Bringing root keys online to produce these objects is a sensitive security task. Each time keys are brought online there is risk of unauthorized use. As such, processes are designed to limit the need to access these keys. This is accomplished via the batch production of OCSP and CRLs for the associated certificates. This greatly reduces the need to bring these root keys online.
The manual nature of this process exposes it to the risk of human error. This is what happened in this case.
We have review procedures in place to help catch these manual errors, the ongoing Covid-19 pandemic made accessing the associated root keys and revocation data more complicated. The extraordinary access restrictions associated with this introduced additional special safety procedures to enter the facility and to leave it in a timely manner with limited human contact.

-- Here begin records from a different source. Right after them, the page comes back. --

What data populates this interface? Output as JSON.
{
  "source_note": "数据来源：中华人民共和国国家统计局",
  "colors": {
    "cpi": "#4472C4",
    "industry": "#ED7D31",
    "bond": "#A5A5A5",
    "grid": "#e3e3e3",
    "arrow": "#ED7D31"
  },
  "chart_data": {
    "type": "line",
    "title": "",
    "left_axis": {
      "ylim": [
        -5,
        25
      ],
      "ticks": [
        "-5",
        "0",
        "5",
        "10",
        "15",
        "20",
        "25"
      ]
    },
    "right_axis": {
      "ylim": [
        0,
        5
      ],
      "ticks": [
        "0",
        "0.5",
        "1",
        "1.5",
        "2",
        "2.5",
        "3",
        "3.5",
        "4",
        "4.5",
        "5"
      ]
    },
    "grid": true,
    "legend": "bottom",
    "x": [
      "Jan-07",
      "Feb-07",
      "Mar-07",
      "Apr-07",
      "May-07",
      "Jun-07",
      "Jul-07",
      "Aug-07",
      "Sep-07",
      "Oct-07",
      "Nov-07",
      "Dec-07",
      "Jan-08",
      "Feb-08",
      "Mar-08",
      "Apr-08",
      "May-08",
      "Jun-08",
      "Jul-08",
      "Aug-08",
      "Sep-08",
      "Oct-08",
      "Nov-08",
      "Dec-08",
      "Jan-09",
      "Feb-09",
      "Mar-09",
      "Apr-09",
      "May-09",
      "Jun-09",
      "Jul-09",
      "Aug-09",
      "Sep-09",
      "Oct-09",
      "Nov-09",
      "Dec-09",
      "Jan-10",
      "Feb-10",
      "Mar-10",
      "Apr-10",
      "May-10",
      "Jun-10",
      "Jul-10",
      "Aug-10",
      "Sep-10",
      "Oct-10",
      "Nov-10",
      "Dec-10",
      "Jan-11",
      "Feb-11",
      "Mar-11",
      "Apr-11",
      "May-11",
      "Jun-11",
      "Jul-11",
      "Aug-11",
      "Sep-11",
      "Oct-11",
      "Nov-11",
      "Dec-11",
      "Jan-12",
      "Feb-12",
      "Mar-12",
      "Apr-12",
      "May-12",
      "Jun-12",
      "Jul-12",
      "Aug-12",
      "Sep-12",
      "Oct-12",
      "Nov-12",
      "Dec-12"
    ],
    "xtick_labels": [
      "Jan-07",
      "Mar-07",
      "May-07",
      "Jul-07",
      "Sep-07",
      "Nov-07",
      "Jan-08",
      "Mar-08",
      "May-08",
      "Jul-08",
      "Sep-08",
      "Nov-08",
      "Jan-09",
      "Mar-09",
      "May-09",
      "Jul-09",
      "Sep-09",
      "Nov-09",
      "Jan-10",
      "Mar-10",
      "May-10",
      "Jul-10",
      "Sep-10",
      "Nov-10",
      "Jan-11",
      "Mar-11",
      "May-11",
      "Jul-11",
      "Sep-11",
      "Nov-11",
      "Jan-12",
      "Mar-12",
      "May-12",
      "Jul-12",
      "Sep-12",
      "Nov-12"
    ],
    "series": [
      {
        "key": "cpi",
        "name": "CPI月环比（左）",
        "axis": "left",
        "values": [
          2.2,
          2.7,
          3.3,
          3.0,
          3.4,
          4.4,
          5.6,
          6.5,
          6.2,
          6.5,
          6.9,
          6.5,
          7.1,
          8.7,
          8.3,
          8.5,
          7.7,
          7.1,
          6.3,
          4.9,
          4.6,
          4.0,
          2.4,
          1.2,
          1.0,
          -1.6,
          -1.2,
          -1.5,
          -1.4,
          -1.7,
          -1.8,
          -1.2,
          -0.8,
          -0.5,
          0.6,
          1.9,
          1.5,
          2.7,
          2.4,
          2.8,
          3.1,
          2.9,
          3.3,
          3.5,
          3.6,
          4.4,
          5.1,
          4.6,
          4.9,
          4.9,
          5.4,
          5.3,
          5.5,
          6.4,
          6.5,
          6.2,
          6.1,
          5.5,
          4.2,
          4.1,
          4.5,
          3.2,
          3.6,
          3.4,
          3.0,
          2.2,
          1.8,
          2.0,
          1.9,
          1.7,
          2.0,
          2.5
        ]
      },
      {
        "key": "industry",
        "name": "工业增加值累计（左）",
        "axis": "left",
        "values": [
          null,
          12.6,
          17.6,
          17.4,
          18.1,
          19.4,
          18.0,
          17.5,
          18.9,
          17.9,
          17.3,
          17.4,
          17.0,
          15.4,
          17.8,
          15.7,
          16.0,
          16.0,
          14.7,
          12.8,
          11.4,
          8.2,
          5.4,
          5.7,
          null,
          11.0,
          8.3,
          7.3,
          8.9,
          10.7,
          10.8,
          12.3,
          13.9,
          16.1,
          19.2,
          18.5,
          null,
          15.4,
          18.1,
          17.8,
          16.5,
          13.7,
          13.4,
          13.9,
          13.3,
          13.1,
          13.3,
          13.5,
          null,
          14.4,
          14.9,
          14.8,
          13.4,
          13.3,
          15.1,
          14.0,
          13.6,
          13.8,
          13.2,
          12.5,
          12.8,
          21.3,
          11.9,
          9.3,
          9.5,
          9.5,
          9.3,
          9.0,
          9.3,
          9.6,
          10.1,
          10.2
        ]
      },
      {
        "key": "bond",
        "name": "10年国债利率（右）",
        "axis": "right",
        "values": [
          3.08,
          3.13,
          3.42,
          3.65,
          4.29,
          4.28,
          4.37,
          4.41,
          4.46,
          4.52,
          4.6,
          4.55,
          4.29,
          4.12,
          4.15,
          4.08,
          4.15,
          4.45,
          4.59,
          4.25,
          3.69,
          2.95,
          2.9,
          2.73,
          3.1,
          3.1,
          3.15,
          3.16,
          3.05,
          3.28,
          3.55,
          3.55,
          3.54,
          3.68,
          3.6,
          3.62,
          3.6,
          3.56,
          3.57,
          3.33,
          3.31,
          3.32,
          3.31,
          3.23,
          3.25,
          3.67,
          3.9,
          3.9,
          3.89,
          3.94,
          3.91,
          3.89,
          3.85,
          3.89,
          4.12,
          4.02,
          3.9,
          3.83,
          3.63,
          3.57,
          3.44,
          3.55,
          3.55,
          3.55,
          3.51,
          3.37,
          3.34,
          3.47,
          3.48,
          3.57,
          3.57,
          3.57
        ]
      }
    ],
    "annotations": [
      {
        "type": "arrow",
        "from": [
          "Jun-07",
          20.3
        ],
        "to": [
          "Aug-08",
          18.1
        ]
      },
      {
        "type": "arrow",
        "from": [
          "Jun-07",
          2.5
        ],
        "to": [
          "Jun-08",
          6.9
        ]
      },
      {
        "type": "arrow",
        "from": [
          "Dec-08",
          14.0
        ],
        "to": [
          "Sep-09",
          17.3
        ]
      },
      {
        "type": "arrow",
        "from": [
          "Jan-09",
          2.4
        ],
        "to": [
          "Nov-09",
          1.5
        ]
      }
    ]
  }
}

These safety procedures also limited our ability to include a wider real-time peer review as we normally would. While not an excuse, highly abnormal operating conditions were a contributing factor to the human error that led to this incident.
- List of steps your CA is taking to resolve the situation and ensure such issuance will not be repeated in the future, accompanied with a timeline of when your CA expects to accomplish these things.
Correct revocation information is now being served for the old GTS Y3 and GTS Y4.
We have added new checklist items to our procedures when publishing pre-generated revocation data and are evaluating additional options to further improve our processes. In particular we are implementing presubmit checks:
- to prevent submitting CRL files that have the same or lower CRLNumber
- to prevent accidental removal of revoked entries in CRLs
- to prevent accidental change from Revoked to Good for OCSP responses
- to prevent overwriting revocation data that has newer thisUpdate
- improve Sub CA creation and revocation procedures to include explicit action for pre-produced revocation data.